例えば30歳で1本の歯を失ったとします。保険医療を活用すれば、従来のやり方で欠損修復は可能です。しかし安価な治療によって、将来別の歯を失ってしまう悲劇も残念ながらあるのです。欠損がやがて次の欠損を生み、高齢になった頃には義歯のお世話になっているかもしれません。
今、1本のインプラントを活用することによって他の歯を抜かずに済む未来があるとしたら、患者さんにとってはその利益はとても大きいのではないでしょうか。義歯になるはずだった未来が、ほんのわずかな本数のインプラントを活用することでほぼほぼご自分の歯で食生活を楽しめる未来にスイッチできるかもしれません。
インプラント治療をするタイミングはいつが適切か?少し考えてみましょう。
歯が1本失われるだけで、噛み合わせの様子は激変します。欠損歯が多くなるにつれ、知らず知らず噛み合わせのバランスが崩れてしまっている患者さんを数多く拝見します。冒頭でも触れましたが、インプラント治療の目的は隙間を埋めることではなく、天然歯と同調させた健やかな噛み合わせを作り上げることです。ひいては残存歯を守ることにも直結します。
上記で欠損の状況を1~4の場面で分けました。インプラント治療の難易度にも準じます。仮に欠損歯が1本だけだった場合、それまでの噛み合わせに合わせてインプラント修復をすればいいだけなので治療はある意味簡単です。ところが部分入れ歯が必要になるほど欠損歯が多い場合は、噛み合わせや顎位(顎位のページ参照)が大幅にずれていることもあり、それを整えないことにはインプラント治療は成立しません。「せっかくインプラントを入れたけど物が噛めない」と嘆く方もいらっしゃいますが、欠損を補うためだけのインプラント治療は患者さんの満足に辿り着かない場合もあります。

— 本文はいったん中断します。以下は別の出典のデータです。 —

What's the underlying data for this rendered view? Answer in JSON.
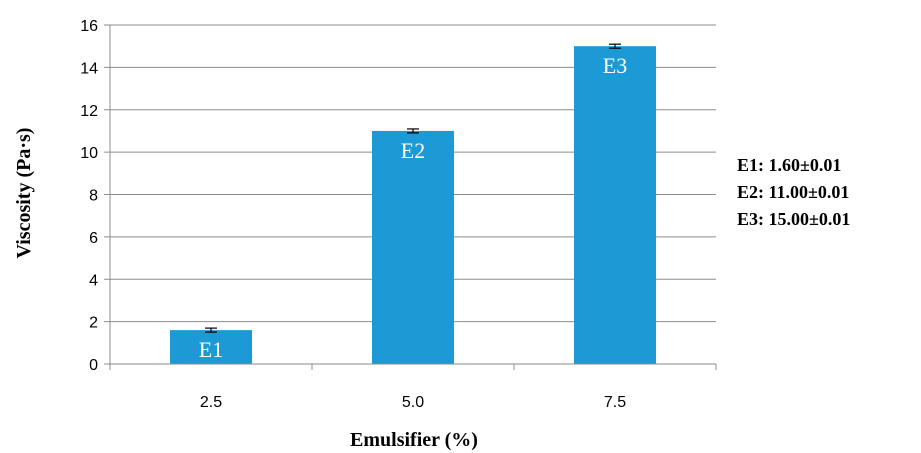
{
  "chart_data": {
    "type": "bar",
    "categories": [
      "2.5",
      "5.0",
      "7.5"
    ],
    "values": [
      1.6,
      11.0,
      15.0
    ],
    "errors": [
      0.01,
      0.01,
      0.01
    ],
    "bar_labels": [
      "E1",
      "E2",
      "E3"
    ],
    "xlabel": "Emulsifier (%)",
    "ylabel": "Viscosity (Pa·s)",
    "ylim": [
      0,
      16
    ],
    "yticks": [
      "0",
      "2",
      "4",
      "6",
      "8",
      "10",
      "12",
      "14",
      "16"
    ],
    "grid": true,
    "bar_color": "#1b9ad6",
    "annotations": [
      "E1: 1.60±0.01",
      "E2: 11.00±0.01",
      "E3: 15.00±0.01"
    ]
  }
}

骨のコンディションによっては、インプラントを埋める手術はインプラントの専門医に任せます。しかし顎位や噛み合わせに異常があった場合は、インプラントを噛み合わせに参加させる前に、噛み合わせを改善させることがインプラント治療を成功させる大きなポイントとなります。欠損歯が多いほど、インプラント治療だけでなく保険が適応されない複雑な噛み合わせ治療が必要になる可能性が高まります。
噛み合わせとインプラントは別の分野であり、別の診断が必要になることをよくご承知いただきたく思います。
インプラントを検討するのであれば、噛み合わせの修正が必要にならない少数歯欠損の時が最も安全です。費用対効果が最大になるでしょう。